Quando siamo piccoli, i nostri genitori sono per noi degli eroi senza macchia e senza paura pronti a fare di tutto per difenderci, e li accettiamo anche nelle loro imperfezioni e nei loro errori. Più avanti siamo noi a divertirci nell’impersonare eroi ed eroine, anche se sappiamo che ci sarà sempre un adulto a coprirci le spalle nel momento del bisogno.

Infine nel suo lento fluire la vita ci chiama a dover rispondere delle nostre azioni, a dover far i conti con ciò che è stato, a dover scegliere responsabilmente. E preme affinchè le nostre azioni concordino con le scelte fatte. Siamo chiamati a scegliere come vivere, chi vogliamo essere.

L’adolescenza è quel tempo sospeso in cui quella chiamata è ancora un po’ lontana e possiamo rimandarla ancora un altro po’ fintanto che possiamo sperimentare la nostra identità e i confini della libertà a nostre spese, a volte anche ferendoci: cicatrici che porteremo con noi anche nella vita adulta.

Negli episodi bonus questo dilemma che è proprio dell’età adolescenziale è ben espresso. Sono due puntate dedicata alle due protagoniste, Rue e Jules. Nella prima ascoltiamo la conversazione tra Rue e il suo sponsor dei narcotici anonimi, Alì, subito dopo la ricaduta della protagonista, nella seconda assistiamo al primo incontro di Jules con la sua psicoterapeuta.

Questi episodi offrono uno spazio di pensiero e riflessione importanti per le due protagoniste e per noi spettatori. Sono rimaste sole di fronte le loro scelte e di fronte la vita che le ha travolte. Come dirà Alì a Rue, dobbiamo scegliere se vogliamo vivere o limitarci a sopravvivere, a trovare in noi qualcosa di più grande in cui credere e che ci dia speranza, mentre facciamo i conti con il passato e le nostre fragilità.
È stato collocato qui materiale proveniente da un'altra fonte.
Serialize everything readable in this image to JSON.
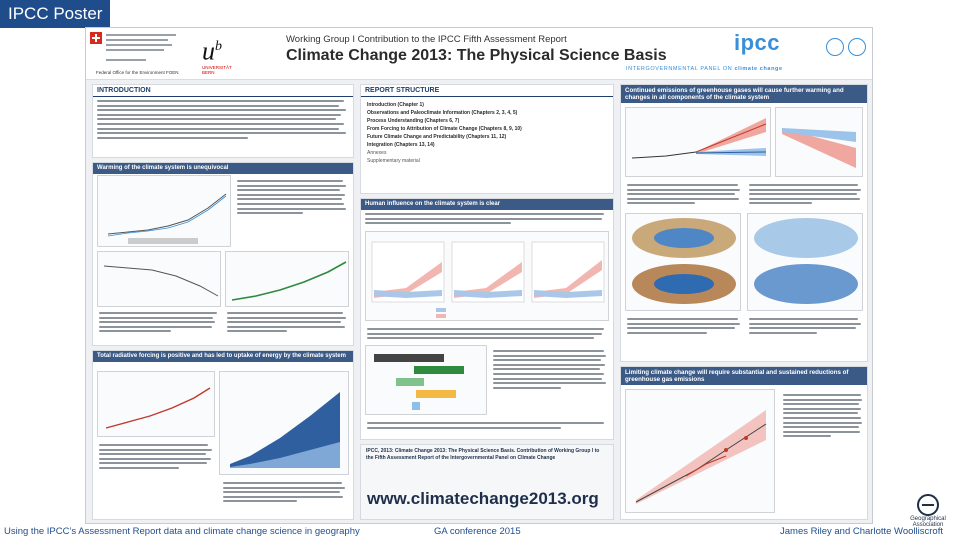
{
  "slide": {
    "title": "IPCC Poster"
  },
  "poster": {
    "header": {
      "swiss_line": "Federal Office for the Environment FOEN",
      "unibe_text": "UNIVERSITÄT BERN",
      "working_group": "Working Group I Contribution to the IPCC Fifth Assessment Report",
      "main_title": "Climate Change 2013: The Physical Science Basis",
      "ipcc_word": "ipcc",
      "ipcc_strip_prefix": "INTERGOVERNMENTAL PANEL ON",
      "ipcc_strip_bold": "climate change",
      "org_left": "WMO",
      "org_right": "UNEP"
    },
    "left_column": {
      "intro_title": "INTRODUCTION",
      "warming_head": "Warming of the climate system is unequivocal",
      "radiative_head": "Total radiative forcing is positive and has led to uptake of energy by the climate system"
    },
    "middle_column": {
      "report_title": "REPORT STRUCTURE",
      "toc": [
        "Introduction (Chapter 1)",
        "Observations and Paleoclimate Information (Chapters 2, 3, 4, 5)",
        "Process Understanding (Chapters 6, 7)",
        "From Forcing to Attribution of Climate Change (Chapters 8, 9, 10)",
        "Future Climate Change and Predictability (Chapters 11, 12)",
        "Integration (Chapters 13, 14)"
      ],
      "toc_light": [
        "Annexes",
        "Supplementary material"
      ],
      "human_head": "Human influence on the climate system is clear",
      "citation": "IPCC, 2013: Climate Change 2013: The Physical Science Basis. Contribution of Working Group I to the Fifth Assessment Report of the Intergovernmental Panel on Climate Change",
      "url": "www.climatechange2013.org"
    },
    "right_column": {
      "continued_head": "Continued emissions of greenhouse gases will cause further warming and changes in all components of the climate system",
      "limiting_head": "Limiting climate change will require substantial and sustained reductions of greenhouse gas emissions"
    }
  },
  "footer": {
    "left": "Using the IPCC’s Assessment Report data and climate change science in geography",
    "center": "GA conference 2015",
    "right": "James Riley and Charlotte Woolliscroft"
  },
  "rgs_logo": {
    "line1": "Geographical",
    "line2": "Association"
  },
  "colors": {
    "title_bar": "#1f4d8c",
    "box_head": "#3c5a86",
    "ipcc_blue": "#3a8fd6"
  }
}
E’ il periodo in cui realizziamo chi siamo e la nostra identità e ci scontriamo con l’immagine imposta dalla società, come nel caso di Jules che si interroga su cosa sia la femminilità e sul percorso finora fatto.

Eppure nonostante la sua tragicità, Euphoria ci fa sognare e tornare a quel tempo in cui le amicizie erano salde, ci si divertiva e si litigava per poi tornare a fare pace e ci si innamorava nuovamente, si era liberi di provare e di sognare. Ci si sentiva onnipotenti salvo poi scontrarsi in un frontale con la realtà.

“Gli alti sono molto alti e i bassi sono molto bassi”, ma anche questo contribuisce a far crescere e a sentirsi vivi.

Altra nota di merito va alla costruzione narrativa e del montaggio, oltre che alla regia dalle numerosi citazioni filmiche e da un’estetica indie, che riflette il mondo interno dei personaggi e contribuisce a farci rivivere quegli anni come se stessimo vedendo un nostro ricordo proiettato sullo schermo.

Euphoria è come un sogno in cui Eros e Thanatos non sono mai stati più vicini di così.

Non sarà una serie perfetta -quale può dirsi tale- ma assolve appieno alla sua funzione catartica. Alla fine della visione ciascuno di noi può comprendere appieno la battuta di Rue, “penso di averne passate tante, ma non so cosa farne”.

Come la Rue delle ultime due puntate ci troviamo spettatori della nostra adolescenza trasposta sul grande schermo e, anche se non coincide perfettamente con quella dei personaggi narrati, di sicuro abbiamo vissuto le stesse emozioni e possiamo realizzare infine di “averne passate tante” e di essere sopravvissuti.